La grisaille avait envahi les pièces du rez-de-chaussée. D'un bout à l'autre de la salle à manger, les larges fenêtres offraient une bien triste journée en perspective. Adieu les températures clémentes de la veille. Le ciel chargé de nuages sombres ne tarderait pas à laisser échapper les trombes de gouttes de pluie qu'il retenait. À l'aide d'une tablette qui à elle seule commandait la température des pièces, les volets roulants, le système d'alarme ainsi que l'éclairage de la maison, je vérifiai le thermostat. Il affichait vingt degrés.
Ma fibre écologiste me répétait que ces écarts climatiques étaient la conséquence de notre insouciance face au mal qui persécutait la Terre. Nous étions l'ennemie de notre hôtesse. Les pluies verglaçantes de plus en plus précoces, les inondations, sans oublier la multiplication des incendies de forêt étaient sa manière de manifester son agacement. Chaque année, l'homme était le témoin de sa bêtise, et pourtant il ne changeait rien. L'été dernier, la sécheresse et les vents forts avaient causé la propagation rapide d'un feu de forêt dans l'ouest du pays, près de Slave Lake. Quelques milliers d'habitants avaient dû abandonner leur foyer. À leur retour, toute la ville n'était que cendre. L'immense brasier avait tout ravagé sur son passage, emportant également avec lui la vie d'un pilote d'hélicoptère dont l'aéronef s'était crashé pendant qu'il combattait les flammes. Cet évènement avait bouleversé tout le pays. Sensible à l'environnement, Ashley avait demandé à l'architecte recommandé par mon frère d'apporter des solutions novatrices afin de réduire à son minimum les besoins énergétiques de la maison.
En repensant à mon frère et ses cachoteries, une envie de lui tordre le cou me démangea les phalanges. Hier soir, le regard coloré de touches provocatrices pour masquer la peur qui grandissait au fur et à mesure qu'Ashley me montrait les changements qu'elle avait opéré, elle m'avait confié l'aide apporté par mon frère, Éric.Derrière mon dos, mon aîné l'avait conseillée et accompagnée. Depuis la mi-juillet, ses aller-retours entre New-York et Chicago pour assurer l'avancement de la construction d'un building ultra-moderne dont sa société avait obtenu le contrat après deux ans de négociations auprès d'un richissime homme d'affaires, l'empêchait de m'accorder quelques minutes au téléphone. Pourtant, il avait su libérer du temps pour s'entretenir quotidiennement avec Ashley et l'architecte qu'il lui avait préconisé.

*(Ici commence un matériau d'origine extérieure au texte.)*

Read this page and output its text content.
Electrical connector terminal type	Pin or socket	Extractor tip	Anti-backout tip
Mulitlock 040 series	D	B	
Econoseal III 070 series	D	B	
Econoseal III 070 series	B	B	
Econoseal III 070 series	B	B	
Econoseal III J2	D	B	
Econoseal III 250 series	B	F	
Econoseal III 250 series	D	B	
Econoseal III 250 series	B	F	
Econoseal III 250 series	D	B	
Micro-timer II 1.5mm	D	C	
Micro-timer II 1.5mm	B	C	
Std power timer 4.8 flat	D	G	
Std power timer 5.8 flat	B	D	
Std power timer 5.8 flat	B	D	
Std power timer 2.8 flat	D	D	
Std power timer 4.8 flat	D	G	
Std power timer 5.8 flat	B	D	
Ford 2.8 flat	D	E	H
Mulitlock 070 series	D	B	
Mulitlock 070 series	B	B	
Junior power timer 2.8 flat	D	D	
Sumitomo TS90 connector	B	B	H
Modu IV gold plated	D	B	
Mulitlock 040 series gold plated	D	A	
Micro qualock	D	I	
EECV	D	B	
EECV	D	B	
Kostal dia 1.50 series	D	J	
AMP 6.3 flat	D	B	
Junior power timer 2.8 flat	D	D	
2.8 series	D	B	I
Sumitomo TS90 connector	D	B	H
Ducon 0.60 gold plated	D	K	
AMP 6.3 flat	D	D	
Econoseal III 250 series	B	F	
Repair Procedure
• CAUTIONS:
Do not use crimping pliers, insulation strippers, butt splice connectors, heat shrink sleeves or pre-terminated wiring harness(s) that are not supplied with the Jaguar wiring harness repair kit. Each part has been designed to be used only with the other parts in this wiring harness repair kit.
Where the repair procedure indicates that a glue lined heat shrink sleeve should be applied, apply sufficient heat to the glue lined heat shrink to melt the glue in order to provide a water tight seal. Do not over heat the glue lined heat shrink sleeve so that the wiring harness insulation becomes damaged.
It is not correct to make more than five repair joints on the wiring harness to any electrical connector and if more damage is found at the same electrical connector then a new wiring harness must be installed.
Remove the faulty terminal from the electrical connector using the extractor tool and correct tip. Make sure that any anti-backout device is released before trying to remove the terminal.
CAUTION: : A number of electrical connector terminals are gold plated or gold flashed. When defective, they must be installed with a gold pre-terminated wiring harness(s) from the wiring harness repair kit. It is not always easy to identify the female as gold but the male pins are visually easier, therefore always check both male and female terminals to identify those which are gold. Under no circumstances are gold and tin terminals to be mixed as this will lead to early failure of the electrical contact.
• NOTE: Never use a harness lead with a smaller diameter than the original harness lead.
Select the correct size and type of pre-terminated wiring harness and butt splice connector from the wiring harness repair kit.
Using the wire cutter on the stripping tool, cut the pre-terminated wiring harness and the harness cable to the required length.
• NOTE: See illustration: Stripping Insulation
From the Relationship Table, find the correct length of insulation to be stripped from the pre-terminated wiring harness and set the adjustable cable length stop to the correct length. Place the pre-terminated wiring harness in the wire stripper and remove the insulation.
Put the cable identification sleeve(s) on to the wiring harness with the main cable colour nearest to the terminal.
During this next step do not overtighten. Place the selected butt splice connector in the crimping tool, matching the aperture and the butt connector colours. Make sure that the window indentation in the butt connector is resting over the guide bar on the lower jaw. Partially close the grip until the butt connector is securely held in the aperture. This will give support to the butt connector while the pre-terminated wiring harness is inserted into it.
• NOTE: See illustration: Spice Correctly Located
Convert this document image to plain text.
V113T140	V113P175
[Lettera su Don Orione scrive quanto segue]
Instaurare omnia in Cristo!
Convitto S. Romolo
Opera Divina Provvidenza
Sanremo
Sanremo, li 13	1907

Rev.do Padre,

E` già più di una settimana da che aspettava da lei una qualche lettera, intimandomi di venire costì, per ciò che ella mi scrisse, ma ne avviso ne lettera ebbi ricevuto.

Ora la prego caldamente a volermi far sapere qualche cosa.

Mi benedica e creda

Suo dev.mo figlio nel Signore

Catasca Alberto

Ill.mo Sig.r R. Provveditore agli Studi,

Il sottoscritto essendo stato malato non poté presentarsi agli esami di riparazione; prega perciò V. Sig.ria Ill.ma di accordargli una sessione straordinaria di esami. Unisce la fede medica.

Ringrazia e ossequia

Mes doigts me démangeaient non par jalousie, mais simplement parce qu'Éric s'était fichu de moi. Il n'avait rien laissé transparaître, tandis que je lui confiais ma frustration d'être mis à l'écart du projet de rénovation de la maison d'enfance d'Ashley. Et paradoxalement, s'il avait trahi son secret, j'aurai eu envie de lui administrer le même châtiment. Ma douce ensorceleuse avait eu tant de plaisir à déambuler dans chacune des pièces pour me montrer notre nouveau cocon. Notre chez-nous quand les kilomètres ne nous séparaient plus.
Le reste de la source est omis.